Research projects

Understanding why treatments don’t work for some non-smoking lung cancer patients

Researcher
Professor Rocio Sotillo
Project period
January 2022 - December 2024
Country
Research Institute
Deutsches Krebsforschungszentrum
Cancer types
Lung cancer
Award amount
£214,742

Project aim

Professor Sotillo and her team are trying to understand why some non-smoking lung cancer patients develop resistance to treatment. They hope that studying the effect of specific genetic mutations on the development of lung tumours will help identify the best treatments for patients on a case-by-case basis.

Hope for the future

Smoking is the single biggest risk factor for lung cancer and is estimated to be the cause of 72% of lung cancer cases in the UK. However, some patients develop lung cancer despite never smoking. Some of these patients respond to targeted therapies and recover, however, many go on to develop resistance and their treatment stops working, meaning cancer comes back.

Professor Sotillo and her team are working to understand why some types of lung tumours are more aggressive than others, and why some respond to treatment while others eventually resist it.
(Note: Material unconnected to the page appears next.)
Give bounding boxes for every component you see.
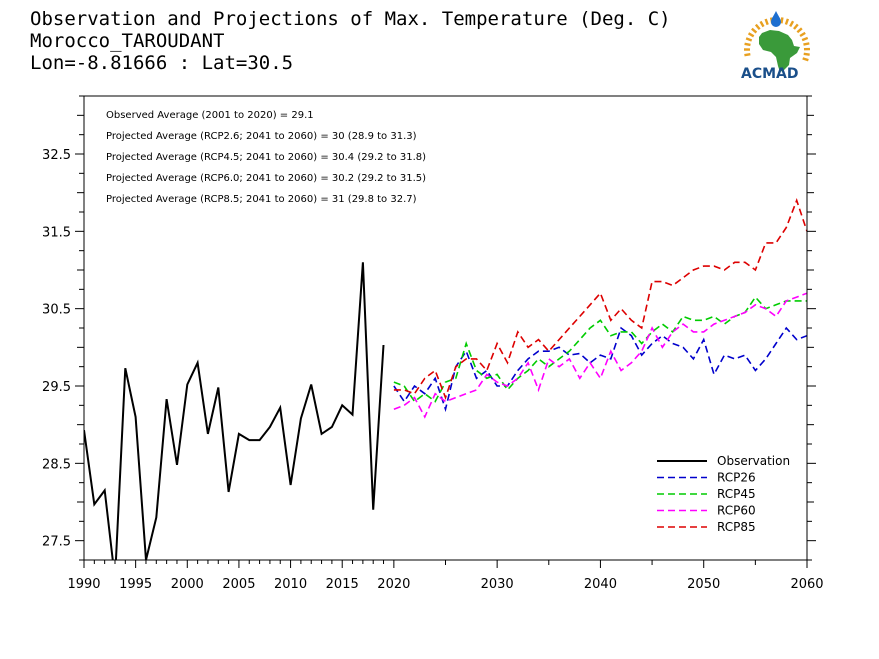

In the future, they hope that this will help more lung cancer patients to make a full recovery by finding which drugs are most likely to work.

 

Meet the scientist

Professor Rocio Sotillo is based at the German Cancer Research Center, supported by a program that recognises excellent female researchers. Her lab studies how chromosomes (which are made up of genes) can become unstable and what that means for cancer development and progression.

The science

All cancers are ultimately caused by changes to the genes that usually control how cells spread and multiply. However, many different genes can become faulty and lead to the development of cancer. This means that there can be differences in the way tumours behave between individual patients even if they have the same type of cancer.

Some specific changes to genes are seen more commonly in lung cancer patients that are non-smokers, such as the ALK gene. If the cells in a lung tumour carry a mutation of the ALK gene, it is called ALK-positive lung cancer. Treatments called ALK inhibitors can be effective for patients who are ALK-positive. However, some patients develop resistance and their cancer ends up coming back. This suggests that there, not all ALK-positive lung cancers are the same. Research has shown that other genes in these tumours can also be faulty, and this could make it easier for tumours to grow and resist treatment.

Professor Sotillo and her team are using state-of-the-art techniques to study why different changes to these faulty genes, and combinations of them, can result in tumours that grow at different rates and develop resistance to treatment. They also hope to understand how new changes in these genes can affect a patient’s chance of successful treatment and survival. In the near future, this could help personalise cancer treatment for lung cancer patients, ensuring that patients receive the best possible treatment. 

In 2020, approximately 2.2 million people worldwide were diagnosed with lung cancer, making it the 2nd most common cancer globally.